WASHINGTON — U.S. consumers earned a little more in January and spent most of the extra money.
The modest gains should keep the economy growing slowly. But they disappointed economists, who were expecting bigger increases after two months of strong hiring.
The Commerce Department said Thursday that consumer spending increased 0.2 percent in January. That’s better than December’s reading of no change.
Americans’ income rose 0.3 percent, the second straight monthly increase.
A separate report from the Labor Department suggested February was another strong month for hiring. Weekly applications for unemployment benefits dipped last week to 351,000.
The figure matched a four-year low set three weeks ago, leading many economists to predict employers added more than 200,000 net jobs in February for the third straight month.
Still, even with more jobs in the economy, Americans are seeing little growth in after-tax income.
After paying taxes and adjusting for inflation, incomes actually dipped in January. That reflected a big increase in tax payments last month, partly because of the expiration of a tax credit.
At the same time, inflation-adjusted spending was flat for the third straight month. That was partly because of warmer weather, which allowed people to spend less to heat their homes.
“Stronger job creation is not generating more spending,” said Jennifer Lee, an economist at BMO Capital Markets. She expects many economists will lower their forecasts for growth in the current quarter.
Hiring in December and January, rather than pay raises, helped boost income. That trend may fuel more consumer spending and support solid growth for the economy in coming months. Consumer spending accounts for 70 percent of economic activity.
Economists are worried that Americans might cut back on spending if their paychecks don’t increase this year.
Incomes were much higher in the second half of last year than previously thought, the Commerce Department said Wednesday. Still, even with the revision, after-tax incomes adjusted for inflation rose only 1.3 percent in 2011. Except for the recession year of 2009, when incomes fell, that’s the smallest annual growth in incomes since 1991.

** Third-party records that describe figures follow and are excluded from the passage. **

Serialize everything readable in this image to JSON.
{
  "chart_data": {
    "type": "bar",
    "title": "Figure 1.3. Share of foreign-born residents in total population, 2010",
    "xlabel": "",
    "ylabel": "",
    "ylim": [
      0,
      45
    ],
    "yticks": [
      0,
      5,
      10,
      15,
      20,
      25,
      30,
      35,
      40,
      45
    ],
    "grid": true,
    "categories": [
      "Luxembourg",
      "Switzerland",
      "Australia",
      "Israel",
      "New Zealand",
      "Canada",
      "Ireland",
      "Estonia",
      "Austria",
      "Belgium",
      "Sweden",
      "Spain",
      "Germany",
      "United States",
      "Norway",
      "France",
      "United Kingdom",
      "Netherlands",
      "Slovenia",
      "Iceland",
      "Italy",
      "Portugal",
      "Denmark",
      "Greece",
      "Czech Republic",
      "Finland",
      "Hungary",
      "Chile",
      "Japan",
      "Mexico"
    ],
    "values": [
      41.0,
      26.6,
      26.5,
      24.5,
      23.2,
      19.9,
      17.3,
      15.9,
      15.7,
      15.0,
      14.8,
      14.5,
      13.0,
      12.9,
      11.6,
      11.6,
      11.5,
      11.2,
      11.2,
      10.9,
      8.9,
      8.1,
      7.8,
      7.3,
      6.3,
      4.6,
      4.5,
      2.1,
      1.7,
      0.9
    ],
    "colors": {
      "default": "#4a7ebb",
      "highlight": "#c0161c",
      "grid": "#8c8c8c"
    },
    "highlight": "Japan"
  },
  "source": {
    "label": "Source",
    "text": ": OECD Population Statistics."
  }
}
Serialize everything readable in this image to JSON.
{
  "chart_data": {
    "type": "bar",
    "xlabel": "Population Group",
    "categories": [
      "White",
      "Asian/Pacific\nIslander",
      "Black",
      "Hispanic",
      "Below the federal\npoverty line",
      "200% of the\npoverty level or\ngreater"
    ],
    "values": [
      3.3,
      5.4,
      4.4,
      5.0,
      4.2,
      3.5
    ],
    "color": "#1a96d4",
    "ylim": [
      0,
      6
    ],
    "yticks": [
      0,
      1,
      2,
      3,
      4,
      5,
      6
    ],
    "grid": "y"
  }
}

Most economists expect growth should rise to 2.5 percent this year. That would be healthy in most years but is modest coming after the worst recession since World War II.
The increase in income stems from more hiring, greater overtime and small pay gains. Employers added 243,000 jobs in January, the most in nine months. The unemployment rate has fallen for five straight months, to 8.3 percent.
Manufacturing workers worked more overtime in January. And average hourly earnings rose 4 cents to $23.29, the Labor Department said earlier this month.